Les chercheurs ont trouvé cela comparé aux contrôles, neuf des participants avec la dépression ont eu l'activité modérée dans une région du cerveau appelé le cortex subgenual de cingulate après qu'ils aient affiché des mots négatifs. De ces neuf, sept ont récupéré de leurs symptômes dépressifs après CBT. Seulement un des cinq participants avec la dépression qui n'a pas expliqué l'activité modérée dans le cortex subgenual de cingulate a récupéré après CBT. Une meilleure guérison également a été associée à l'activité accrue après mots négatifs de affichage en région du cerveau appelée l'amygdale.

« L'amygdale nous aide à identifier des choses en tant qu'étant émotive. Dans certains avec la dépression, l'amygdale ne s'éteint pas aussi rapide qu'il devrait après qu'elle identifie quelque chose en tant qu'étant négative.

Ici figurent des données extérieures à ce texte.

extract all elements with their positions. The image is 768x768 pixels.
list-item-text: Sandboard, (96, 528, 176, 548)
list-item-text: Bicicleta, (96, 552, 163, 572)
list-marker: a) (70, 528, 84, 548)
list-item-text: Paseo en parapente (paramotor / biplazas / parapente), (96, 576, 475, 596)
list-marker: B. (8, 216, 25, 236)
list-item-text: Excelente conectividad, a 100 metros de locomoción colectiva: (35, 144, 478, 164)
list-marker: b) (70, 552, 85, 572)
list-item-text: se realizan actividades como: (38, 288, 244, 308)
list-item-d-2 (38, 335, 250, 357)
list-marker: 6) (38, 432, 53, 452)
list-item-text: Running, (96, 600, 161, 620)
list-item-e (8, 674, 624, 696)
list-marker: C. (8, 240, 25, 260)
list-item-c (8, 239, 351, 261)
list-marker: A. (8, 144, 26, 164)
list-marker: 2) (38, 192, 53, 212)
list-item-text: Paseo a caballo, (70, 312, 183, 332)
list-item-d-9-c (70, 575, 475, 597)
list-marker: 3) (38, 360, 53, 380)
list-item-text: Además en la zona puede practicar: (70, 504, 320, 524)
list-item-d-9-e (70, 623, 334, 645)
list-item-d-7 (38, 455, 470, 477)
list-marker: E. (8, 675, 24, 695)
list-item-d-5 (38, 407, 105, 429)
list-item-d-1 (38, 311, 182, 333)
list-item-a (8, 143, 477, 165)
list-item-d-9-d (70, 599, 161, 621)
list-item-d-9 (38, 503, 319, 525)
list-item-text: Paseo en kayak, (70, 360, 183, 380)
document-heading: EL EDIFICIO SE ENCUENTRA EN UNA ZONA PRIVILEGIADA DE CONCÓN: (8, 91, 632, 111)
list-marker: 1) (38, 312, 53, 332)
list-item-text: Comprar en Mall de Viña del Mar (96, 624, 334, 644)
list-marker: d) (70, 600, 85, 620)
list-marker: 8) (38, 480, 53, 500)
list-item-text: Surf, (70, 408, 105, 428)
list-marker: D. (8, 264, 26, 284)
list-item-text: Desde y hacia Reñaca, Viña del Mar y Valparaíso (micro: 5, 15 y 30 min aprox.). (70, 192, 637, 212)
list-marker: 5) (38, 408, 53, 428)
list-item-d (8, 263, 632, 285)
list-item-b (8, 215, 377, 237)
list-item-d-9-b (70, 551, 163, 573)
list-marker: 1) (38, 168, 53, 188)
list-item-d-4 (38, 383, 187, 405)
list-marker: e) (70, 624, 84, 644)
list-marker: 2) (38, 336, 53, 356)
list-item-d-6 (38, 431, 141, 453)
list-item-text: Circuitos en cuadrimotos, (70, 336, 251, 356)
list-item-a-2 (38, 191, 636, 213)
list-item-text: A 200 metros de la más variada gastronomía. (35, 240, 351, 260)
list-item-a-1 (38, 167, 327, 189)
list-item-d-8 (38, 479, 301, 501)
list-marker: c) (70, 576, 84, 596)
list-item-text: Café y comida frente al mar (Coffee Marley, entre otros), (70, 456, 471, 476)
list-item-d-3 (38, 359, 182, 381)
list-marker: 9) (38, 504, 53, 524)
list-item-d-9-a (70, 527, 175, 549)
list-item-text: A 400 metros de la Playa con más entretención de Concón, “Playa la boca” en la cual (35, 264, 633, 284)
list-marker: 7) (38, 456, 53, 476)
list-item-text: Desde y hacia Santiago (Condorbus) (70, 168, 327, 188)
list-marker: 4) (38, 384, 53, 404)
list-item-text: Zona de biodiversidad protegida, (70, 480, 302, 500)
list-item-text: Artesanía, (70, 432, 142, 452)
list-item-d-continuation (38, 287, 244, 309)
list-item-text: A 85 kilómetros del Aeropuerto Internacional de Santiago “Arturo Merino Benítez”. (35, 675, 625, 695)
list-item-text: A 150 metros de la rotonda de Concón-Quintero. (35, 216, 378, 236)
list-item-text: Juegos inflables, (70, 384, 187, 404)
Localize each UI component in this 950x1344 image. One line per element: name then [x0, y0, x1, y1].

Le cortex subgenual de cingulate règle des émotions et joue un rôle en tournant l'amygdale marche-arrêt, » a dit M. Siegle. « Si l'amygdale n'obtient pas « éteinte » chez une personne avec la dépression, une fois exposée à l'information négative, la personne peut ruminer, allant au-dessus de cette information à plusieurs reprises. La thérapie comportementale cognitive enseigne des techniques de gens pour arrêter cette rumination, ainsi elle semble raisonnable que ce serait une bonne option de demande de règlement pour ces gens qui ne peuvent pas arrêter leur amygdale, » a dit M. Siegle.